The CUDA Execution Model

导言

The CUDA Execution Model: how the CUDA architecture handles the execution of code in parallel.

这篇将聚焦于CUDA的基础知识，基本概念，

cuda 语法逻辑¶

运行配置逻辑¶

Kernel Functions & Device Functions：详见编程语法部分 __global__ 和 __device__ 的区别。¹

依赖与同步逻辑¶

__global__ 函数启动后，是异步与CPU执行的。
默认连续执行的cuda kernel function之间是有依赖关系的：前一个kernel(copy operation)完成了，下一个kernel才能开始。
kernel function之间默认是有implicit synchronization. 但是kernel内就没有了，需要类似的cudaDeviceSynchronize()函数实现同步。但是对性能会有极大影响，慎用。

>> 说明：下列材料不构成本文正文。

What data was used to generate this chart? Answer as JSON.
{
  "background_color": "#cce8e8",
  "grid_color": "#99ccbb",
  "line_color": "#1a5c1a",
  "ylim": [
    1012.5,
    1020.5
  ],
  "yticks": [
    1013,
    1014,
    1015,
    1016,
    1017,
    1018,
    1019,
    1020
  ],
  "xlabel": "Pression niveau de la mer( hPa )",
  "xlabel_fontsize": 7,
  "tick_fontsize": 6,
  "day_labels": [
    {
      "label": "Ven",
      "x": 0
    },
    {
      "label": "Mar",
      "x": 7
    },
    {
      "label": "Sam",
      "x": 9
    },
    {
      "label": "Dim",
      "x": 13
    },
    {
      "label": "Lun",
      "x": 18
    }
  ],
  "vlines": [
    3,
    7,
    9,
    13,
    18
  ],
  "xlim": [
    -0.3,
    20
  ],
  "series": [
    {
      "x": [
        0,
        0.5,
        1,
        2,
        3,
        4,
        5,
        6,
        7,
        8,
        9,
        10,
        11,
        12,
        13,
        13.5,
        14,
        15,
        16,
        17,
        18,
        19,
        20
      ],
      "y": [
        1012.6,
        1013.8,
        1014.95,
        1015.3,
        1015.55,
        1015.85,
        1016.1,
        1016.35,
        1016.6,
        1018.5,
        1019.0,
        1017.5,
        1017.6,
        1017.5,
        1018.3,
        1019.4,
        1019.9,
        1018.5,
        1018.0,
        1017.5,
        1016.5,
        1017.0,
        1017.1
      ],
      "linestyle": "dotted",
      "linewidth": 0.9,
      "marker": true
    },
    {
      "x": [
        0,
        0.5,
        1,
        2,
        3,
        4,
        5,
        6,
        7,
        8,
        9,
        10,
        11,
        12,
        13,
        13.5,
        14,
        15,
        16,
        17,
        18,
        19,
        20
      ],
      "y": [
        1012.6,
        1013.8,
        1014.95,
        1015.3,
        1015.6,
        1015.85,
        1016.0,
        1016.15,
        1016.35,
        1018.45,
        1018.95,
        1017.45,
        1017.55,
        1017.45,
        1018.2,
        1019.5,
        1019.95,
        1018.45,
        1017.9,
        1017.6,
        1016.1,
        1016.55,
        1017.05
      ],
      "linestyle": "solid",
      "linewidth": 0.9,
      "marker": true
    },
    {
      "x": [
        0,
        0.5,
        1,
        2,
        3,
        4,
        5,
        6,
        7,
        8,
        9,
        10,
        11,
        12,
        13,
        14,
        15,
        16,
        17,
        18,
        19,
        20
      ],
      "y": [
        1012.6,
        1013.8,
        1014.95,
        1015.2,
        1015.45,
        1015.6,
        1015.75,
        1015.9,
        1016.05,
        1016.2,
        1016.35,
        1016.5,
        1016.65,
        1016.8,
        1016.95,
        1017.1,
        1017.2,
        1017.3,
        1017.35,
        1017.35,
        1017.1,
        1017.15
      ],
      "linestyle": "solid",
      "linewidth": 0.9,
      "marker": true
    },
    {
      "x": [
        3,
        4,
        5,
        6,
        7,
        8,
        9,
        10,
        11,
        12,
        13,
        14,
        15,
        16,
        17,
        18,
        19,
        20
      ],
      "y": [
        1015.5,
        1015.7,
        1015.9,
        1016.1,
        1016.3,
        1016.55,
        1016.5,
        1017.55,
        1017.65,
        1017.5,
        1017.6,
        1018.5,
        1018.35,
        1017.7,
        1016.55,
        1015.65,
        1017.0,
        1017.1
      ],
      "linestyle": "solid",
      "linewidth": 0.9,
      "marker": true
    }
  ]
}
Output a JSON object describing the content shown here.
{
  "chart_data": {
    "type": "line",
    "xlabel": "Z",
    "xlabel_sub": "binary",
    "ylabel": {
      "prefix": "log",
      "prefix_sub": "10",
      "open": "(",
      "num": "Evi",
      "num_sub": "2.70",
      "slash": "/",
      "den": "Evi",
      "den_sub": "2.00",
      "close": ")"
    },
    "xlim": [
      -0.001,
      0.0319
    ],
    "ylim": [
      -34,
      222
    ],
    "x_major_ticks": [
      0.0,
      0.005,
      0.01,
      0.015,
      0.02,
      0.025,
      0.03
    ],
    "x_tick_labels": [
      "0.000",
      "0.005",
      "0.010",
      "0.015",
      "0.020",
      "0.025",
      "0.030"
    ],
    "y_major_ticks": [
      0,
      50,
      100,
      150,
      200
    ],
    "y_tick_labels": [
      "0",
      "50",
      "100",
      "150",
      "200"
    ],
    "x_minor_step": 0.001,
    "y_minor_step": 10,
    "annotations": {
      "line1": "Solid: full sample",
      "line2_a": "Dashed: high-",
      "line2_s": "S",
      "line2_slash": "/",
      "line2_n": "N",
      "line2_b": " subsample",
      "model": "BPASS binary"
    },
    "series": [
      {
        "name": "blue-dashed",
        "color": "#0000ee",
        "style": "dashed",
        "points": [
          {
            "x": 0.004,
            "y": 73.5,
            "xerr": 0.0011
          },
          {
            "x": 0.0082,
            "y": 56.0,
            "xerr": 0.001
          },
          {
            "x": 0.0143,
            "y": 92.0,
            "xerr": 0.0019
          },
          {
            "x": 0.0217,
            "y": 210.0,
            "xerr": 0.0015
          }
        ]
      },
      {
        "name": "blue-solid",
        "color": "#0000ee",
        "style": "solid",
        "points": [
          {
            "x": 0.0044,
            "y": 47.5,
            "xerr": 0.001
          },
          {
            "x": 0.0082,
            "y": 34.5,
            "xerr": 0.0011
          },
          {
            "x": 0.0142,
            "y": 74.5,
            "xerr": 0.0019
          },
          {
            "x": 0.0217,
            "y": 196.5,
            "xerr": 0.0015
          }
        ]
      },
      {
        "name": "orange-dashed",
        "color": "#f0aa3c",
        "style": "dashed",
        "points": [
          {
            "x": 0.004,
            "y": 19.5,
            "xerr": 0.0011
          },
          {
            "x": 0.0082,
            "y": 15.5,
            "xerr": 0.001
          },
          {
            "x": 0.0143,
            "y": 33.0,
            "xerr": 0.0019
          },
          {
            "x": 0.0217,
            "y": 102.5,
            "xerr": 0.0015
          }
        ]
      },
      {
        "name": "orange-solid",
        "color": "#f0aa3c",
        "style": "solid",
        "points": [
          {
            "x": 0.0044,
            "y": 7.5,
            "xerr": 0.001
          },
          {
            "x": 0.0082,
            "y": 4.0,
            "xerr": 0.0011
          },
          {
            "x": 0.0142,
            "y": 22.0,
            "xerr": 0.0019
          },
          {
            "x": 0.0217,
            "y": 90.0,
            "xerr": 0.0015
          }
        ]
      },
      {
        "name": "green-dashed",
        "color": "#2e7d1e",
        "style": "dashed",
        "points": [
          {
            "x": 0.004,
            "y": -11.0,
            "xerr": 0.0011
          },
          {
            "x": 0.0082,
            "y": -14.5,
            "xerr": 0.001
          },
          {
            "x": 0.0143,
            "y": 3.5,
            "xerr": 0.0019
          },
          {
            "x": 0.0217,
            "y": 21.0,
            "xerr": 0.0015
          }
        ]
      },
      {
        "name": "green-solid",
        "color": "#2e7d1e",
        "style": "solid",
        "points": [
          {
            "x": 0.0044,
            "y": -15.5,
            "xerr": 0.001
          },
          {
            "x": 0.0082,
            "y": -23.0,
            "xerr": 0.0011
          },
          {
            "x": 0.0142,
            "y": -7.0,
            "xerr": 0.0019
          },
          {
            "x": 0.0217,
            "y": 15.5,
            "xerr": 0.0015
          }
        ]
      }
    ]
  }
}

Architecture-Agnostic Code¶

cuda 代码是设计成架构无关的，一种编程语言。

Execution Hierarchy¶

CUDA distinguishes four granularities:

Grid (launch configuration)
Block (cooperative threads)
warps (implicat hardware-governed layer)
- Blocks will implicitly be split into warps.
- Groups of 32 threads, enable SIMD execution
Thread (isolated execution state): Threads within a block can synchronize and share Shared Memory

Logical Hierarchy Aspects: grid, block, thread¶

Allows developers to structure their solutions for particular problem sizes
Leaves threads with the independence to make individual decisions

将问题按逻辑划分

dim3 grid((nx + block.x - 1) / block.x, (ny + block.y - 1) / block.y);

Physical Hierarchy Aspects: the warp¶

If you want to use Hardware SIMD-width, implies that at least 32 threads will run.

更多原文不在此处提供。